聞き耳を立てる

 

「聞き耳を立てる」という表現がある。

 

耳を澄ませ、いつもより多くの音をキャッチし、解析し、背後にあるものを炙り出す。

 

普段は聞こえない音が耳に届き、いつも聞こえている音も異なる音色に聞こえたり、気づかなかったハーモニーが感じ取れたりする。

 

そう考えると、聞くだけではなく、見るものも食べるものも触るものもすべて同じと言えないだろうか。

 

特に注意を払わずとも聞こえてくる音は大きな音や特徴のある音、或いは不協和音。

 

否応無く耳に残る音しか拾わないと鈍感になってしまう。
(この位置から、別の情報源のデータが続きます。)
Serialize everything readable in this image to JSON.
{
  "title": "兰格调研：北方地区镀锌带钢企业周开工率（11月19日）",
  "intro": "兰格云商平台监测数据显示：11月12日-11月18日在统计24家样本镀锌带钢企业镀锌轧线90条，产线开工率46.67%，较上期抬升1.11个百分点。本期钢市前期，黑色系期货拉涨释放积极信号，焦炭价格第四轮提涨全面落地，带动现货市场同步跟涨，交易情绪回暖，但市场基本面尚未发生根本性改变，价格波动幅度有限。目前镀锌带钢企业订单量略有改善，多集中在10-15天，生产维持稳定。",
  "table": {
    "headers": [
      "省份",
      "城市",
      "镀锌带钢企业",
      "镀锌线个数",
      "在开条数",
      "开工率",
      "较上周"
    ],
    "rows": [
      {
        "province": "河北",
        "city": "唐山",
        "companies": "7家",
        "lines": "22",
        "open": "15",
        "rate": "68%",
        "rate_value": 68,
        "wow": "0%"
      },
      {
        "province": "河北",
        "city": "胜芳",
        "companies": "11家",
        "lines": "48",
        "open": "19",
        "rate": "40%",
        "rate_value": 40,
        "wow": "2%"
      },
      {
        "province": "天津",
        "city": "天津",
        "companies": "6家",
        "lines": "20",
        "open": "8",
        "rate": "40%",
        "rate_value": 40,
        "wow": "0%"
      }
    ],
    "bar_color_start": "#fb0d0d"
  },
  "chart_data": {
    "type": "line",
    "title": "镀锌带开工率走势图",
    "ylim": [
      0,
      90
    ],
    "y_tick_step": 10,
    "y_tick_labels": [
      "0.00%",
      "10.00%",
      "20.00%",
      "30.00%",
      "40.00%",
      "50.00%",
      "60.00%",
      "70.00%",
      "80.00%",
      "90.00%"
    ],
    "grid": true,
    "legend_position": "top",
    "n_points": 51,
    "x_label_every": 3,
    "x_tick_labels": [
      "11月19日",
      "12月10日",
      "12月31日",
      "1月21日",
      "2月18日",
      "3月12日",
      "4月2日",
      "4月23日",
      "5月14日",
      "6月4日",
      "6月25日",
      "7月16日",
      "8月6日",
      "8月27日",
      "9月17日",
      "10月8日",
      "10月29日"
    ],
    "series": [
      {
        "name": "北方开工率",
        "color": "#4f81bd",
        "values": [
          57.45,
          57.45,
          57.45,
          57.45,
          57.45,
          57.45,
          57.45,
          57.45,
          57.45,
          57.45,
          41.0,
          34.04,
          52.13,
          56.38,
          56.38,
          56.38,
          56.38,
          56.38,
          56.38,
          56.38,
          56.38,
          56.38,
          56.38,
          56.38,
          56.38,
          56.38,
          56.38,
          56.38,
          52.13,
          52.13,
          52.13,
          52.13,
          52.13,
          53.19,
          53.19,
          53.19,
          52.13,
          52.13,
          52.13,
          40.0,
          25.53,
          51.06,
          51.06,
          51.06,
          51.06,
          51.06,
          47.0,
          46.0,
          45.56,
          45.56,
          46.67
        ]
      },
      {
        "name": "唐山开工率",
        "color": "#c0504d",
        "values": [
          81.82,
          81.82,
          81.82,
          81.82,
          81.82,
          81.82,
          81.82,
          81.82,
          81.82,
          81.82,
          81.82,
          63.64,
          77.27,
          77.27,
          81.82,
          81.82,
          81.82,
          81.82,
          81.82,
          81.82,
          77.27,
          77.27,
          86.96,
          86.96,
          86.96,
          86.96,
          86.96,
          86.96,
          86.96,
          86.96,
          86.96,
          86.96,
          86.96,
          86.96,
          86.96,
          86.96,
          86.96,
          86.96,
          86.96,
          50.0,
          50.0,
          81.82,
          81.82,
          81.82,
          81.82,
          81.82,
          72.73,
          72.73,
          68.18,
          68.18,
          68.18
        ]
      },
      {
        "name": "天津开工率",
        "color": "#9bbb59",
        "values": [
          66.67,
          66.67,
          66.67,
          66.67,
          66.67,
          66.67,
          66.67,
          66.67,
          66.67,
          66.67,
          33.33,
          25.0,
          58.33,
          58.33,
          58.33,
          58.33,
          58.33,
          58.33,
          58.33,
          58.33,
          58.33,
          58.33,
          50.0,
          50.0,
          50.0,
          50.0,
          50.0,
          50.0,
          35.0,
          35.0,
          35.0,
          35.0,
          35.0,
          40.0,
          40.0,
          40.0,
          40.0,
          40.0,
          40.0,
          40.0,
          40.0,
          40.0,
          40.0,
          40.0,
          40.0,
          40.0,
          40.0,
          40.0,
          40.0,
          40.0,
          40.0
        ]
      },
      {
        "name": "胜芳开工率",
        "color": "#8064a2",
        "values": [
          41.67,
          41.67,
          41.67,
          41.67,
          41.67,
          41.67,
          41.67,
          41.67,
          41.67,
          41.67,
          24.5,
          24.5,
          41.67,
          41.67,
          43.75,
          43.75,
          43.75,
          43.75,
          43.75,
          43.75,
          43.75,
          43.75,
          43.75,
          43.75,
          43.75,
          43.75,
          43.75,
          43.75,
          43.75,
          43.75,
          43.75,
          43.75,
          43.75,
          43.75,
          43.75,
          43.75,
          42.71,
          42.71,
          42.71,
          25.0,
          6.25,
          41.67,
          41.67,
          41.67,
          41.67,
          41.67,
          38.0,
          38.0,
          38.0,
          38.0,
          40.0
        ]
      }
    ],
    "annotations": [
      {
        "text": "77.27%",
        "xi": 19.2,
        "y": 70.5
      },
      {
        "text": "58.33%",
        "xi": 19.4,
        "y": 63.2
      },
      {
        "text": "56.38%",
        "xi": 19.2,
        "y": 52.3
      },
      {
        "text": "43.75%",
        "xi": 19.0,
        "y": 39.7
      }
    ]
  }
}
聴覚が退化してしまう。

 

虫の鳴き声や風の吹く音、雪が積もっていく音、誰かの囁く声、大勢に掻き消されてしまう小さく、でも大切な音が聞こえなくなってしまうのではないか。

 

時には立ち止まってゆっくり息を吐き、新鮮な空気で肺を満たしてみる。

 

目を閉じて、耳を澄ませてみる。

 

何が聞こえてくるだろう。

 

普段の当たり前の世界が真新しい世界に感じられるかもしれない。